Chief executive Luc van Ravenstein said: "I am pleased to report that we have delivered a resilient third quarter performance, despite the continued softness in the coatings markets, demonstrating the strength and quality of our business and our commitment to delivering outstanding value for our customers.

"While revenue was broadly stable on the prior year period, our margins remain healthy due to the benefits of our proactive operational efficiency initiatives as we create a simpler, leaner Elementis. With market demand in coatings likely to remain soft, we remain focused on executing our Elevate Elementis strategy - designed to accelerate sustainable growth and deliver attractive returns."

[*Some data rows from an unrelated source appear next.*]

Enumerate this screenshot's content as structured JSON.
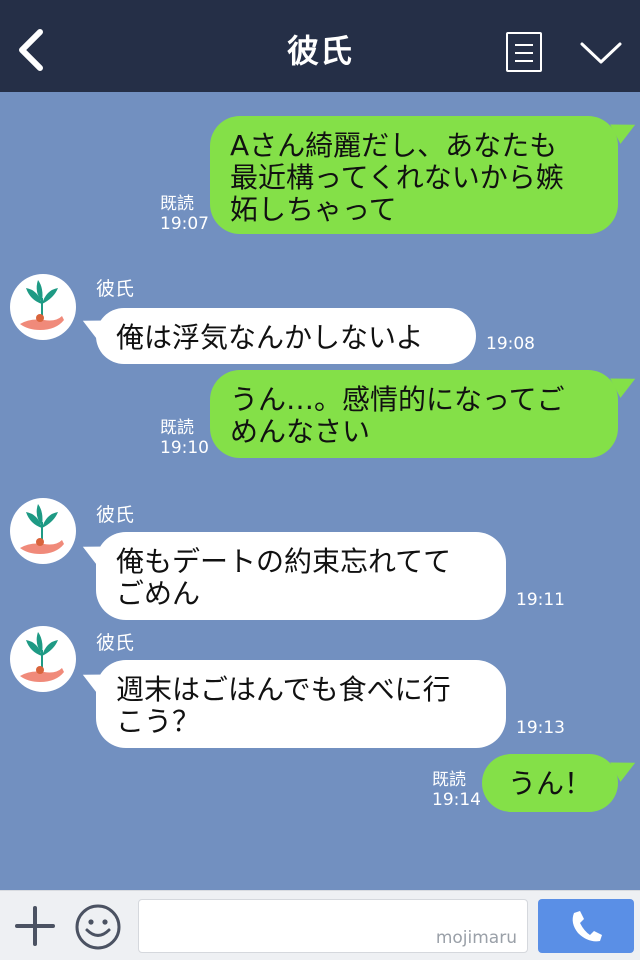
{
  "header": {
    "title": "彼氏"
  },
  "icons": {
    "back": "chevron-left-icon",
    "menu": "list-icon",
    "collapse": "chevron-down-icon",
    "add": "plus-icon",
    "emoji": "smiley-icon",
    "call": "phone-icon"
  },
  "colors": {
    "header_bg": "#252f47",
    "chat_bg": "#7290c0",
    "my_bubble": "#84e048",
    "their_bubble": "#ffffff",
    "call_button": "#5a8fe6"
  },
  "messages": [
    {
      "from": "me",
      "lines": [
        "Aさん綺麗だし、あなたも",
        "最近構ってくれないから嫉",
        "妬しちゃって"
      ],
      "read": "既読",
      "time": "19:07"
    },
    {
      "from": "them",
      "sender": "彼氏",
      "lines": [
        "俺は浮気なんかしないよ"
      ],
      "time": "19:08"
    },
    {
      "from": "me",
      "lines": [
        "うん…。感情的になってご",
        "めんなさい"
      ],
      "read": "既読",
      "time": "19:10"
    },
    {
      "from": "them",
      "sender": "彼氏",
      "lines": [
        "俺もデートの約束忘れてて",
        "ごめん"
      ],
      "time": "19:11"
    },
    {
      "from": "them",
      "sender": "彼氏",
      "lines": [
        "週末はごはんでも食べに行",
        "こう？"
      ],
      "time": "19:13"
    },
    {
      "from": "me",
      "lines": [
        "うん！"
      ],
      "read": "既読",
      "time": "19:14"
    }
  ],
  "footer": {
    "input_value": "",
    "watermark": "mojimaru"
  }
}
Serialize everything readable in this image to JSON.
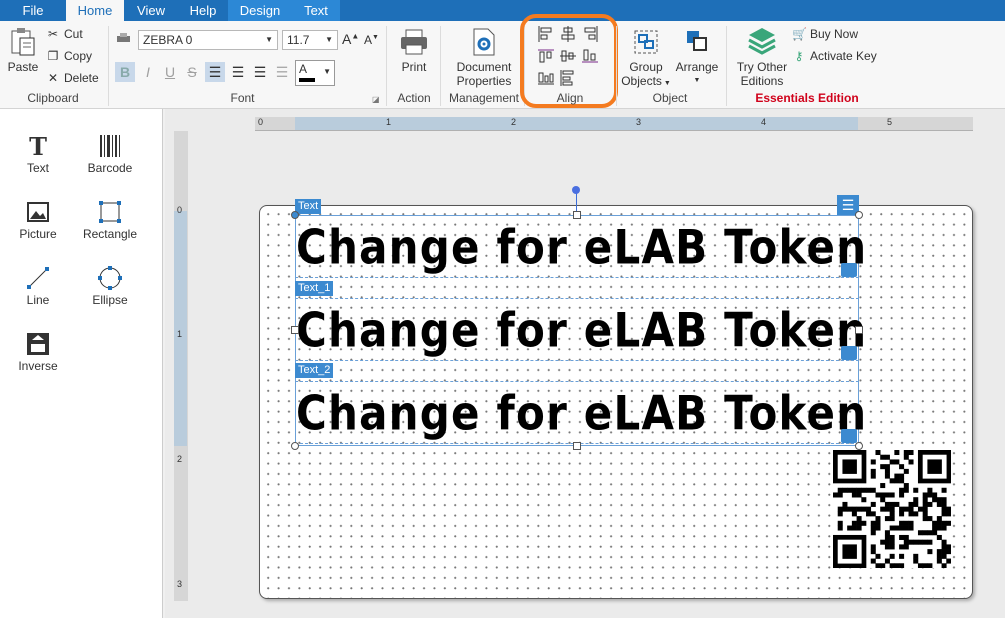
{
  "menu": {
    "tabs": [
      "File",
      "Home",
      "View",
      "Help"
    ],
    "context_tabs": [
      "Design",
      "Text"
    ]
  },
  "clipboard": {
    "paste": "Paste",
    "cut": "Cut",
    "copy": "Copy",
    "delete": "Delete",
    "group": "Clipboard"
  },
  "font": {
    "name": "ZEBRA 0",
    "size": "11.7",
    "group": "Font",
    "color_label": "A"
  },
  "action": {
    "print": "Print",
    "group": "Action"
  },
  "management": {
    "doc_props_1": "Document",
    "doc_props_2": "Properties",
    "group": "Management"
  },
  "align": {
    "group": "Align",
    "highlight_color": "#f47b20"
  },
  "object": {
    "group_objects_1": "Group",
    "group_objects_2": "Objects",
    "arrange": "Arrange",
    "group": "Object"
  },
  "editions": {
    "try_1": "Try Other",
    "try_2": "Editions",
    "buy": "Buy Now",
    "activate": "Activate Key",
    "edition": "Essentials Edition",
    "edition_color": "#d0021b"
  },
  "tools": [
    "Text",
    "Barcode",
    "Picture",
    "Rectangle",
    "Line",
    "Ellipse",
    "Inverse"
  ],
  "ruler": {
    "h_marks": [
      "0",
      "1",
      "2",
      "3",
      "4",
      "5"
    ],
    "v_marks": [
      "0",
      "1",
      "2",
      "3"
    ]
  },
  "label": {
    "objects": [
      {
        "tag": "Text",
        "text": "Change for eLAB Token"
      },
      {
        "tag": "Text_1",
        "text": "Change for eLAB Token"
      },
      {
        "tag": "Text_2",
        "text": "Change for eLAB Token"
      }
    ]
  },
  "colors": {
    "accent": "#1e6fb8",
    "selection": "#3c8ad0"
  }
}
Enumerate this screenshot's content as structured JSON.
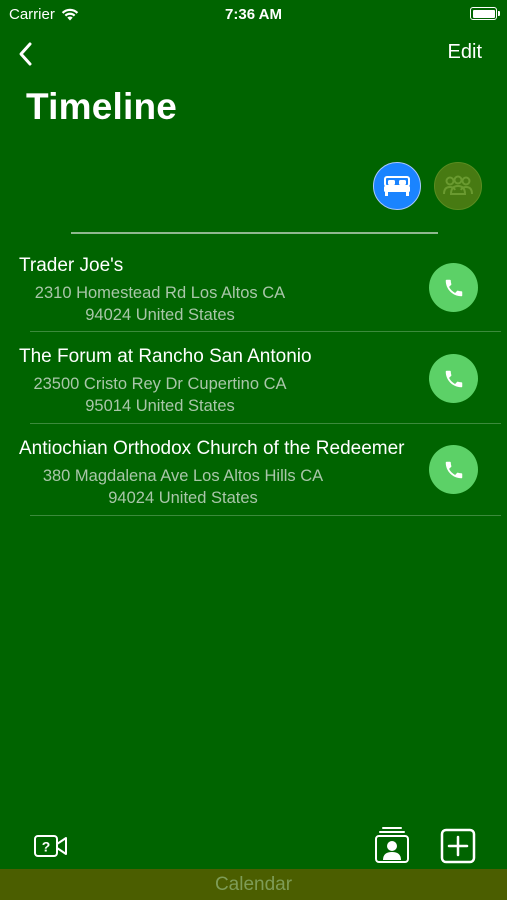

Jefferies said: "Elementis' 3Q sales performance should come as a relief given the tough volume/mix backdrop for both divisions (particularly in Coatings, where a flat yoy CC performance is a particularly good outcome, in our view, and follows a positive update from SHW yesterday), and we would highlight that Elementis is one of the few chemicals companies raising prices right now, which reflects its market positioning.

"There are some moving parts around cash, but we are comfortable with our net debt forecast. FY25F guidance has been maintained, which is helpful (comments around margin imply outperformance of our FY margin forecast), and reflects strong cost control, and overall we expect no change to consensus. The likely focus of the update is that John O'Higgins is stepping down."

The bank reiterated its 'buy' rating on Elementis shares.